After collecting baseline data, Miller, Gillam, and Peña

(2001) recommend identifying children’s relative strengths

and weaknesses by completing a comprehensive analysis

of the initial sample. For example, in an analysis of a

child’s narrative, the SLP may identify that a child has

relative strengths in the microlinguistic features of the

narrative (e.g., relatively long MLU and minimal semantic

and syntactic errors) but a relative weakness in narrative

organisation. The SLP may choose to provide direct

instruction on narrative organisation skills and collect an

additional narrative after enough time has passed to see the

effect of the intervention. If the child makes marked gains

in narrative organisation skills, this could indicate that the

child does not have a true language impairment. Rather, the

child may have had limited experience telling stories or did

not initially comprehend the expectations for the task. If the

child fails to make notable gains in narrative organisation

skills, despite intensive intervention and high examiner

effort, the child is more likely to have a true impairment. See

Peña et al. (2006) for a full review of dynamic assessment.

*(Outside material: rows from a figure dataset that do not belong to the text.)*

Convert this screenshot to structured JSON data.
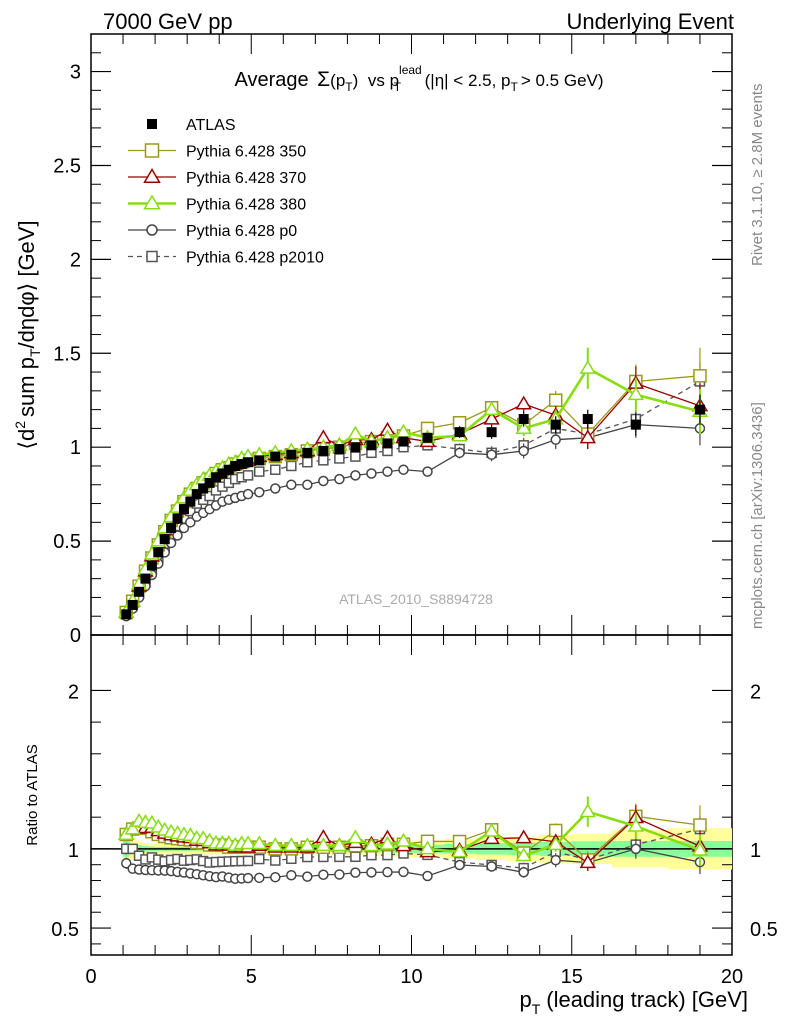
{
  "header": {
    "left": "7000 GeV pp",
    "right": "Underlying Event"
  },
  "side_labels": {
    "rivet": "Rivet 3.1.10, ≥ 2.8M events",
    "mcplots": "mcplots.cern.ch [arXiv:1306.3436]"
  },
  "watermark": "ATLAS_2010_S8894728",
  "colors": {
    "ATLAS": "#000000",
    "p350": "#9a9a1a",
    "p370": "#990000",
    "p380": "#88dd11",
    "p0": "#444444",
    "p2010": "#555555",
    "band_yellow": "#ffff99",
    "band_green": "#88ff99"
  },
  "chart_data": [
    {
      "type": "line",
      "title_parts": {
        "prefix": "Average",
        "sigma": "Σ",
        "sigma_arg": "(p",
        "sigma_sub": "T",
        "sigma_close": ")",
        "vs": "vs p",
        "lead_sup": "lead",
        "lead_sub": "T",
        "cuts_a": "(|η| < 2.5, p",
        "cuts_sub": "T",
        "cuts_b": "> 0.5 GeV)"
      },
      "ylabel_parts": {
        "a": "⟨d",
        "sup": "2",
        "b": "sum p",
        "sub": "T",
        "c": "/dηdφ⟩ [GeV]"
      },
      "xlim": [
        0,
        20
      ],
      "ylim": [
        0,
        3.2
      ],
      "x_ticks": [
        "0",
        "5",
        "10",
        "15",
        "20"
      ],
      "y_ticks": [
        "0",
        "0.5",
        "1",
        "1.5",
        "2",
        "2.5",
        "3"
      ],
      "legend_position": "top-left",
      "x": [
        1.1,
        1.3,
        1.5,
        1.7,
        1.9,
        2.1,
        2.3,
        2.5,
        2.7,
        2.9,
        3.1,
        3.3,
        3.5,
        3.7,
        3.9,
        4.1,
        4.3,
        4.5,
        4.7,
        4.9,
        5.25,
        5.75,
        6.25,
        6.75,
        7.25,
        7.75,
        8.25,
        8.75,
        9.25,
        9.75,
        10.5,
        11.5,
        12.5,
        13.5,
        14.5,
        15.5,
        17,
        19
      ],
      "series": [
        {
          "name": "ATLAS",
          "key": "ATLAS",
          "marker": "square-filled",
          "line": "none",
          "values": [
            0.11,
            0.16,
            0.23,
            0.3,
            0.37,
            0.44,
            0.51,
            0.57,
            0.62,
            0.67,
            0.71,
            0.75,
            0.78,
            0.81,
            0.84,
            0.86,
            0.88,
            0.9,
            0.91,
            0.92,
            0.93,
            0.95,
            0.96,
            0.97,
            0.98,
            0.99,
            1.0,
            1.01,
            1.02,
            1.03,
            1.05,
            1.08,
            1.08,
            1.15,
            1.12,
            1.15,
            1.12,
            1.2
          ],
          "errors": [
            0.005,
            0.005,
            0.005,
            0.005,
            0.005,
            0.005,
            0.006,
            0.006,
            0.006,
            0.006,
            0.007,
            0.007,
            0.007,
            0.008,
            0.008,
            0.008,
            0.009,
            0.009,
            0.01,
            0.01,
            0.01,
            0.012,
            0.013,
            0.014,
            0.015,
            0.016,
            0.018,
            0.02,
            0.022,
            0.024,
            0.025,
            0.03,
            0.035,
            0.04,
            0.045,
            0.05,
            0.06,
            0.08
          ]
        },
        {
          "name": "Pythia 6.428 350",
          "key": "p350",
          "marker": "square-open",
          "line": "solid",
          "values": [
            0.12,
            0.18,
            0.26,
            0.34,
            0.41,
            0.48,
            0.55,
            0.61,
            0.66,
            0.71,
            0.75,
            0.78,
            0.81,
            0.83,
            0.86,
            0.88,
            0.89,
            0.91,
            0.92,
            0.93,
            0.94,
            0.95,
            0.96,
            0.98,
            0.99,
            1.0,
            1.02,
            1.03,
            1.05,
            1.06,
            1.1,
            1.13,
            1.21,
            1.12,
            1.25,
            1.07,
            1.35,
            1.38
          ],
          "errors": [
            0.004,
            0.004,
            0.004,
            0.004,
            0.005,
            0.005,
            0.005,
            0.005,
            0.006,
            0.006,
            0.006,
            0.007,
            0.007,
            0.007,
            0.008,
            0.008,
            0.009,
            0.009,
            0.01,
            0.01,
            0.01,
            0.012,
            0.013,
            0.014,
            0.015,
            0.016,
            0.018,
            0.02,
            0.022,
            0.024,
            0.025,
            0.03,
            0.035,
            0.04,
            0.05,
            0.06,
            0.09,
            0.15
          ]
        },
        {
          "name": "Pythia 6.428 370",
          "key": "p370",
          "marker": "triangle-open",
          "line": "solid",
          "values": [
            0.12,
            0.18,
            0.26,
            0.34,
            0.42,
            0.49,
            0.56,
            0.62,
            0.67,
            0.72,
            0.76,
            0.79,
            0.82,
            0.84,
            0.86,
            0.88,
            0.9,
            0.91,
            0.92,
            0.93,
            0.95,
            0.96,
            0.97,
            0.98,
            1.05,
            1.01,
            1.04,
            1.04,
            1.09,
            1.05,
            1.03,
            1.07,
            1.15,
            1.23,
            1.17,
            1.05,
            1.34,
            1.22
          ],
          "errors": [
            0.004,
            0.004,
            0.004,
            0.004,
            0.005,
            0.005,
            0.005,
            0.005,
            0.006,
            0.006,
            0.006,
            0.007,
            0.007,
            0.007,
            0.008,
            0.008,
            0.009,
            0.009,
            0.01,
            0.01,
            0.01,
            0.012,
            0.013,
            0.014,
            0.015,
            0.016,
            0.018,
            0.02,
            0.022,
            0.024,
            0.025,
            0.03,
            0.035,
            0.04,
            0.05,
            0.06,
            0.09,
            0.12
          ]
        },
        {
          "name": "Pythia 6.428 380",
          "key": "p380",
          "marker": "triangle-open",
          "line": "solid-thick",
          "values": [
            0.12,
            0.18,
            0.27,
            0.35,
            0.43,
            0.5,
            0.57,
            0.63,
            0.68,
            0.73,
            0.77,
            0.8,
            0.83,
            0.85,
            0.87,
            0.89,
            0.91,
            0.92,
            0.94,
            0.95,
            0.96,
            0.97,
            0.98,
            0.99,
            1.0,
            1.01,
            1.07,
            1.03,
            1.05,
            1.08,
            1.05,
            1.06,
            1.2,
            1.1,
            1.15,
            1.42,
            1.28,
            1.19
          ],
          "errors": [
            0.004,
            0.004,
            0.004,
            0.004,
            0.005,
            0.005,
            0.005,
            0.005,
            0.006,
            0.006,
            0.006,
            0.007,
            0.007,
            0.007,
            0.008,
            0.008,
            0.009,
            0.009,
            0.01,
            0.01,
            0.01,
            0.012,
            0.013,
            0.014,
            0.015,
            0.016,
            0.018,
            0.02,
            0.022,
            0.024,
            0.025,
            0.03,
            0.035,
            0.04,
            0.05,
            0.11,
            0.09,
            0.12
          ]
        },
        {
          "name": "Pythia 6.428 p0",
          "key": "p0",
          "marker": "circle-open",
          "line": "solid",
          "values": [
            0.1,
            0.14,
            0.2,
            0.26,
            0.32,
            0.38,
            0.44,
            0.49,
            0.53,
            0.57,
            0.6,
            0.63,
            0.65,
            0.67,
            0.69,
            0.71,
            0.72,
            0.73,
            0.74,
            0.75,
            0.76,
            0.78,
            0.8,
            0.8,
            0.82,
            0.83,
            0.85,
            0.86,
            0.87,
            0.88,
            0.87,
            0.97,
            0.96,
            0.98,
            1.04,
            1.05,
            1.12,
            1.1
          ],
          "errors": [
            0.004,
            0.004,
            0.004,
            0.004,
            0.005,
            0.005,
            0.005,
            0.005,
            0.006,
            0.006,
            0.006,
            0.007,
            0.007,
            0.007,
            0.008,
            0.008,
            0.009,
            0.009,
            0.01,
            0.01,
            0.01,
            0.012,
            0.013,
            0.014,
            0.015,
            0.016,
            0.018,
            0.02,
            0.022,
            0.024,
            0.025,
            0.03,
            0.035,
            0.04,
            0.05,
            0.06,
            0.07,
            0.09
          ]
        },
        {
          "name": "Pythia 6.428 p2010",
          "key": "p2010",
          "marker": "square-open-small",
          "line": "dashed",
          "values": [
            0.11,
            0.16,
            0.22,
            0.28,
            0.35,
            0.41,
            0.47,
            0.53,
            0.58,
            0.62,
            0.66,
            0.7,
            0.72,
            0.74,
            0.77,
            0.79,
            0.81,
            0.83,
            0.84,
            0.85,
            0.87,
            0.88,
            0.9,
            0.92,
            0.93,
            0.94,
            0.95,
            0.97,
            0.98,
            1.0,
            1.01,
            0.99,
            0.97,
            1.01,
            1.1,
            1.07,
            1.15,
            1.35
          ],
          "errors": [
            0.004,
            0.004,
            0.004,
            0.004,
            0.005,
            0.005,
            0.005,
            0.005,
            0.006,
            0.006,
            0.006,
            0.007,
            0.007,
            0.007,
            0.008,
            0.008,
            0.009,
            0.009,
            0.01,
            0.01,
            0.01,
            0.012,
            0.013,
            0.014,
            0.015,
            0.016,
            0.018,
            0.02,
            0.022,
            0.024,
            0.025,
            0.03,
            0.035,
            0.04,
            0.05,
            0.06,
            0.07,
            0.1
          ]
        }
      ]
    },
    {
      "type": "line",
      "ylabel": "Ratio to ATLAS",
      "xlabel_parts": {
        "a": "p",
        "sub": "T",
        "b": "(leading track) [GeV]"
      },
      "xlim": [
        0,
        20
      ],
      "ylim": [
        0.33,
        2.35
      ],
      "y_ticks": [
        "0.5",
        "1",
        "2"
      ],
      "reference": "ATLAS"
    }
  ]
}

Miller et al. (2001) produced a packaged dynamic

assessment program focusing on narrative discourse

that assists examiners in collecting multiple samples

and provides ideas for intensive interventions. If the SLP

does not have access to these materials or if they are

inappropriate for the client, clinicians can feel comfortable

developing their own dynamic assessment protocols. We

recommend that the elicitation contexts and interventions

are meaningful to the child and that the interventions are

clearly focused on the area(s) of deficit and implemented

with a high enough of a dosage so that the examiner may

expect a change in performance. When collecting follow-

up language samples, the elicitation procedures should be

consistent to ensure any gains observed are due to a true

improvement in performance.

Technological advances to assist

with language sampling

Technological advances have made the process of

recording, transcribing, and analysing language samples

more efficient and more accurate. SLPs may record their

samples with an inexpensive digital audio recorder, which

can then be downloaded to their computers. Most

operating systems come with audio players preinstalled, or

the SLP may use one of the many freely available audio

players (e.g.,

www.audacity.sourceforge.com)

. It is

recommended that clinicians use language analysis

software when transcribing and analysing their samples. In

his study of 256 students from America and Australia, Long

(2001) identified that the use of software to analyse

language samples was significantly more accurate and

significantly quicker than completing analyses by hand.